A plume of water contaminated with the dangerous chemical is slowly moving under the city towards the Huron River.
The wells for the recent group of homes tested were on the northern edge of the plume; many homes closer to the contamination have had to be connected to Ann Arbor's water system after high levels of dioxane were detected in the residents' private wells.
Ann Arbor draws most of its water from Barton Pond, which lies well north of the plume.
Dan Hamel of the Michigan Department of Environmental Quality says there will also be samples drawn this week from surface water in West Park.
"We will take a sample there with the idea that will give us – could give us – an indication if shallow ground water is venting to the surface that's contaminated," says Hamel.

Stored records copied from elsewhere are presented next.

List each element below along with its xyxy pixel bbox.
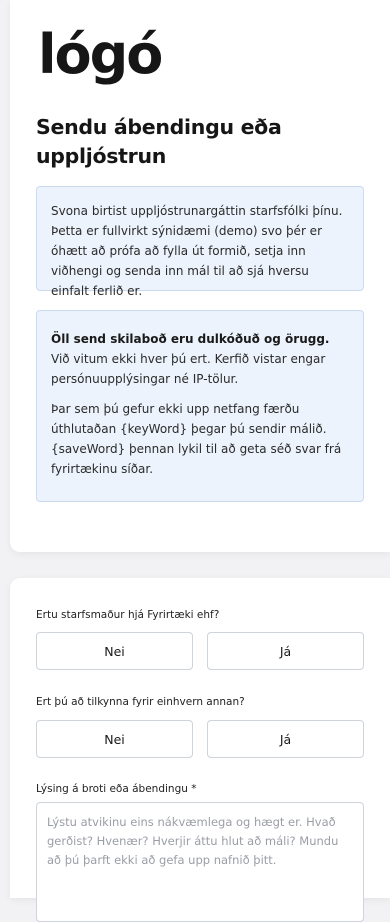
logo: lógó	[38, 23, 163, 86]
description-placeholder: Lýstu atvikinu eins nákvæmlega og hægt e…	[47, 815, 339, 867]
report-form-card: Ertu starfsmaður hjá Fyrirtæki ehf? Nei …	[10, 578, 390, 922]
description-textarea[interactable]: Lýstu atvikinu eins nákvæmlega og hægt e…	[36, 802, 364, 922]
on-behalf-yes-button[interactable]: Já	[207, 720, 364, 758]
security-bold-text: Öll send skilaboð eru dulkóðuð og örugg.	[51, 332, 330, 346]
on-behalf-question-label: Ert þú að tilkynna fyrir einhvern annan?	[36, 696, 245, 708]
intro-card: lógó Sendu ábendingu eða uppljóstrun Svo…	[10, 0, 390, 552]
security-paragraph: Öll send skilaboð eru dulkóðuð og örugg.…	[51, 329, 350, 389]
description-label: Lýsing á broti eða ábendingu *	[36, 783, 197, 795]
on-behalf-no-button[interactable]: Nei	[36, 720, 193, 758]
demo-notice-box: Svona birtist uppljóstrunargáttin starfs…	[36, 186, 364, 298]
security-text: Við vitum ekki hver þú ert. Kerfið vista…	[51, 352, 326, 386]
security-notice-box: Öll send skilaboð eru dulkóðuð og örugg.…	[36, 310, 364, 502]
employee-question-label: Ertu starfsmaður hjá Fyrirtæki ehf?	[36, 609, 220, 621]
employee-no-button[interactable]: Nei	[36, 632, 193, 670]
employee-yes-button[interactable]: Já	[207, 632, 364, 670]
demo-notice-text: Svona birtist uppljóstrunargáttin starfs…	[51, 204, 343, 298]
page-title: Sendu ábendingu eða uppljóstrun	[36, 115, 282, 168]
key-notice-text: Þar sem þú gefur ekki upp netfang færðu …	[51, 402, 342, 476]
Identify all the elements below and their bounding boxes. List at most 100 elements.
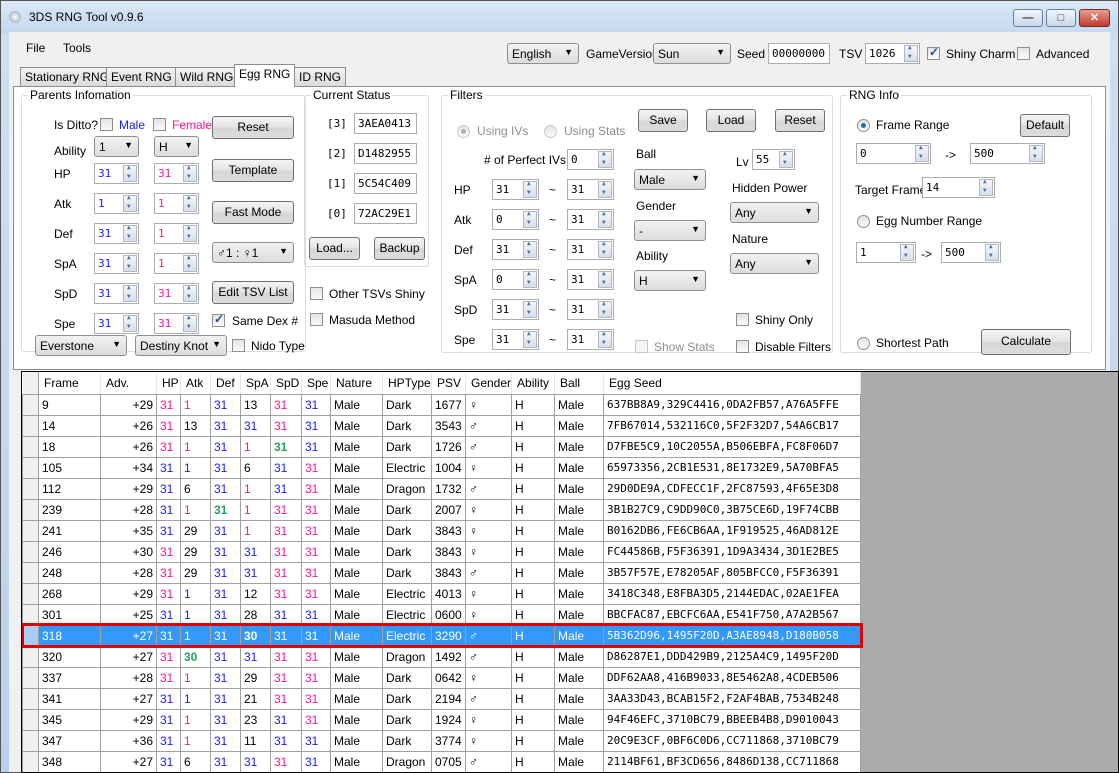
maximize-button[interactable]: □ (1046, 9, 1076, 27)
row-selector[interactable] (22, 582, 39, 605)
row-selector[interactable] (22, 456, 39, 479)
filter-max-spinner[interactable]: 31 (567, 179, 614, 200)
column-header[interactable]: Atk (180, 372, 211, 395)
column-header[interactable]: Frame (38, 372, 101, 395)
advanced-checkbox[interactable] (1017, 47, 1030, 60)
column-header[interactable]: Adv. (100, 372, 157, 395)
lv-spinner[interactable]: 55 (752, 149, 795, 170)
female-iv-spinner[interactable]: 1 (154, 223, 199, 244)
spin-arrows-icon[interactable] (183, 224, 197, 242)
filter-min-spinner[interactable]: 0 (492, 209, 539, 230)
status-backup-button[interactable]: Backup (374, 237, 425, 260)
female-iv-spinner[interactable]: 1 (154, 193, 199, 214)
filter-min-spinner[interactable]: 0 (492, 269, 539, 290)
spin-arrows-icon[interactable] (915, 144, 929, 162)
filter-max-spinner[interactable]: 31 (567, 209, 614, 230)
spin-arrows-icon[interactable] (900, 243, 914, 261)
column-header[interactable]: Def (210, 372, 241, 395)
language-select[interactable]: English ▼ (507, 43, 579, 64)
egg-min-spinner[interactable]: 1 (856, 242, 916, 263)
row-selector[interactable] (22, 750, 39, 772)
column-header[interactable]: Nature (330, 372, 383, 395)
same-dex-checkbox[interactable] (212, 312, 225, 327)
table-row[interactable]: 348 +27 31 6 31 31 31 31 Male Dragon 0705 ♂ H Male 211… (22, 750, 862, 772)
filters-reset-button[interactable]: Reset (775, 109, 825, 132)
spin-arrows-icon[interactable] (123, 254, 137, 272)
filters-save-button[interactable]: Save (638, 109, 688, 132)
calculate-button[interactable]: Calculate (981, 329, 1071, 355)
spin-arrows-icon[interactable] (183, 284, 197, 302)
row-selector[interactable] (22, 708, 39, 731)
status-seed-input[interactable]: D1482955 (354, 143, 417, 164)
column-header[interactable]: SpD (270, 372, 302, 395)
row-selector[interactable] (22, 624, 39, 647)
egg-max-spinner[interactable]: 500 (941, 242, 1001, 263)
fast-mode-button[interactable]: Fast Mode (212, 201, 294, 224)
using-ivs-radio[interactable] (457, 125, 470, 138)
spin-arrows-icon[interactable] (598, 240, 612, 258)
filter-min-spinner[interactable]: 31 (492, 299, 539, 320)
table-row[interactable]: 320 +27 31 30 31 31 31 31 Male Dragon 1492 ♂ H Male D8… (22, 645, 862, 668)
male-iv-spinner[interactable]: 31 (94, 253, 139, 274)
spin-arrows-icon[interactable] (904, 44, 918, 62)
nature-select[interactable]: Any ▼ (730, 253, 819, 274)
gender-select[interactable]: - ▼ (634, 220, 706, 241)
row-selector[interactable] (22, 729, 39, 752)
table-row[interactable]: 241 +35 31 29 31 1 31 31 Male Dark 3843 ♀ H Male B0162… (22, 519, 862, 542)
ability-filter-select[interactable]: H ▼ (634, 270, 706, 291)
row-selector[interactable] (22, 393, 39, 416)
nido-type-checkbox[interactable] (232, 339, 245, 352)
row-selector[interactable] (22, 414, 39, 437)
frame-min-spinner[interactable]: 0 (856, 143, 931, 164)
table-row[interactable]: 14 +26 31 13 31 31 31 31 Male Dark 3543 ♂ H Male 7FB67… (22, 414, 862, 437)
other-tsvs-shiny-checkbox[interactable] (310, 287, 323, 300)
male-ditto-checkbox[interactable] (100, 118, 113, 131)
column-header[interactable]: Ability (511, 372, 556, 395)
spin-arrows-icon[interactable] (523, 300, 537, 318)
spin-arrows-icon[interactable] (598, 330, 612, 348)
spin-arrows-icon[interactable] (183, 194, 197, 212)
filter-max-spinner[interactable]: 31 (567, 299, 614, 320)
table-row[interactable]: 301 +25 31 1 31 28 31 31 Male Electric 0600 ♀ H Male B… (22, 603, 862, 626)
column-header[interactable]: Gender (465, 372, 513, 395)
gender-ratio-select[interactable]: ♂1 : ♀1 ▼ (212, 242, 294, 263)
hidden-power-select[interactable]: Any ▼ (730, 202, 819, 223)
status-load-button[interactable]: Load... (309, 237, 360, 260)
ball-select[interactable]: Male ▼ (634, 169, 706, 190)
row-selector[interactable] (22, 645, 39, 668)
table-row[interactable]: 347 +36 31 1 31 11 31 31 Male Dark 3774 ♀ H Male 20C9E… (22, 729, 862, 752)
row-selector[interactable] (22, 687, 39, 710)
minimize-button[interactable]: — (1013, 9, 1043, 27)
female-iv-spinner[interactable]: 1 (154, 253, 199, 274)
title-bar[interactable]: 3DS RNG Tool v0.9.6 — □ ✕ (1, 1, 1118, 33)
tab-egg-rng[interactable]: Egg RNG (234, 64, 296, 87)
spin-arrows-icon[interactable] (598, 270, 612, 288)
spin-arrows-icon[interactable] (123, 224, 137, 242)
spin-arrows-icon[interactable] (183, 164, 197, 182)
filter-min-spinner[interactable]: 31 (492, 179, 539, 200)
spin-arrows-icon[interactable] (523, 330, 537, 348)
column-header[interactable]: PSV (431, 372, 466, 395)
row-selector[interactable] (22, 666, 39, 689)
filter-min-spinner[interactable]: 31 (492, 239, 539, 260)
spin-arrows-icon[interactable] (523, 270, 537, 288)
status-seed-input[interactable]: 72AC29E1 (354, 203, 417, 224)
menu-file[interactable]: File (26, 41, 45, 55)
row-selector[interactable] (22, 498, 39, 521)
spin-arrows-icon[interactable] (523, 180, 537, 198)
spin-arrows-icon[interactable] (523, 240, 537, 258)
table-row[interactable]: 268 +29 31 1 31 12 31 31 Male Electric 4013 ♀ H Male 3… (22, 582, 862, 605)
spin-arrows-icon[interactable] (598, 210, 612, 228)
spin-arrows-icon[interactable] (123, 194, 137, 212)
status-seed-input[interactable]: 3AEA0413 (354, 113, 417, 134)
table-row[interactable]: 341 +27 31 1 31 21 31 31 Male Dark 2194 ♂ H Male 3AA33… (22, 687, 862, 710)
spin-arrows-icon[interactable] (779, 150, 793, 168)
filters-load-button[interactable]: Load (706, 109, 756, 132)
male-iv-spinner[interactable]: 31 (94, 313, 139, 334)
filter-max-spinner[interactable]: 31 (567, 269, 614, 290)
spin-arrows-icon[interactable] (123, 164, 137, 182)
column-header[interactable]: Ball (554, 372, 605, 395)
table-row[interactable]: 246 +30 31 29 31 31 31 31 Male Dark 3843 ♀ H Male FC44… (22, 540, 862, 563)
masuda-method-checkbox[interactable] (310, 313, 323, 326)
spin-arrows-icon[interactable] (598, 150, 612, 168)
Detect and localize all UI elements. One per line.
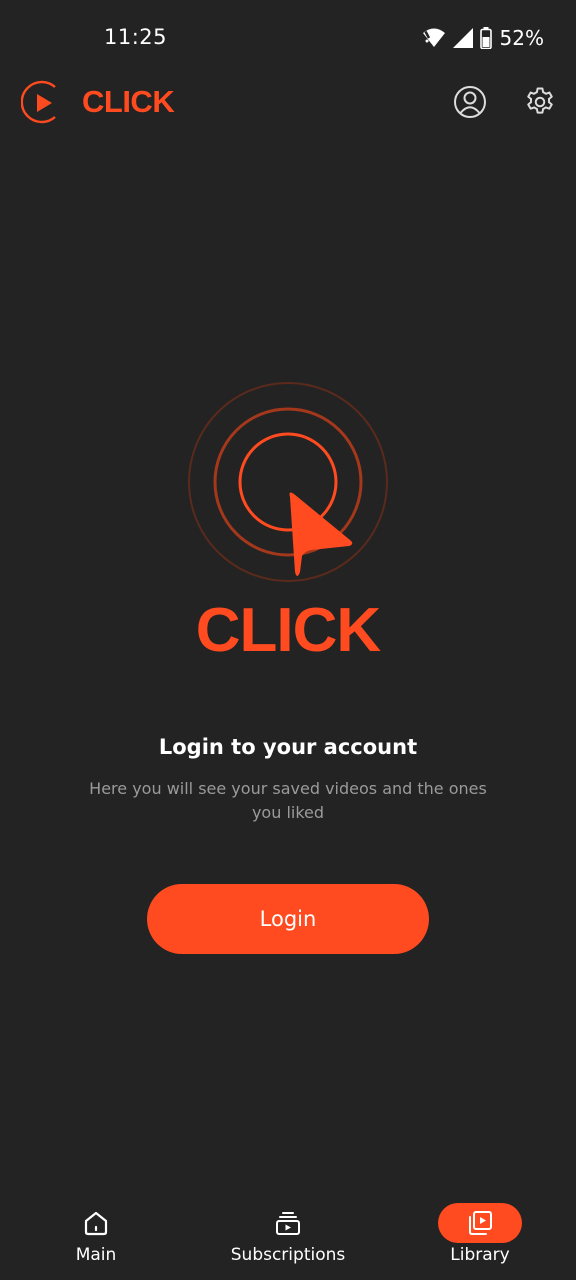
library-icon — [469, 1211, 492, 1235]
login-subtitle: Here you will see your saved videos and … — [89, 779, 487, 822]
click-logo-icon — [21, 80, 56, 124]
subscriptions-icon — [276, 1212, 300, 1235]
nav-label-subscriptions: Subscriptions — [230, 1245, 346, 1265]
hero-click-logo-icon — [188, 382, 388, 582]
wifi-icon — [422, 27, 446, 49]
profile-button[interactable] — [450, 82, 490, 122]
home-icon — [84, 1211, 108, 1236]
brand-name: CLICK — [82, 84, 175, 119]
profile-icon — [454, 86, 486, 118]
login-title: Login to your account — [158, 735, 418, 759]
nav-label-library: Library — [450, 1245, 510, 1265]
nav-icon-container — [246, 1203, 330, 1243]
status-icons: 52% — [422, 26, 544, 50]
status-bar: 11:25 52% — [0, 0, 576, 78]
battery-percentage: 52% — [499, 26, 544, 50]
nav-icon-container-active — [438, 1203, 522, 1243]
nav-item-main[interactable]: Main — [0, 1192, 192, 1280]
hero-wordmark: CLICK — [195, 596, 381, 665]
status-time: 11:25 — [104, 25, 168, 49]
nav-item-subscriptions[interactable]: Subscriptions — [192, 1192, 384, 1280]
nav-icon-container — [54, 1203, 138, 1243]
battery-icon — [479, 27, 492, 49]
settings-button[interactable] — [520, 82, 560, 122]
signal-icon — [452, 27, 474, 49]
bottom-navigation: Main Subscriptions Library — [0, 1192, 576, 1280]
app-header: CLICK — [0, 78, 576, 126]
login-button[interactable]: Login — [147, 884, 429, 954]
brand[interactable]: CLICK — [21, 78, 175, 126]
nav-item-library[interactable]: Library — [384, 1192, 576, 1280]
nav-label-main: Main — [75, 1245, 117, 1265]
settings-gear-icon — [527, 87, 553, 114]
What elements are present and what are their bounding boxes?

Hamel says dioxane tends to stay closely bound with water, but there's still a chance that dioxane could be released into the air at the park, or into basements near the park if the basements are not dry.
The state has proposed a new cleanup standard for 1,4 dioxane (7.4 ppb) that is much stricter than the old standard (85 ppb).
Hamel says if the standard is adopted, Pall Corporation (which bought Gelman Sciences, the source of the contamination) will almost certainly have to do more to clean up the water.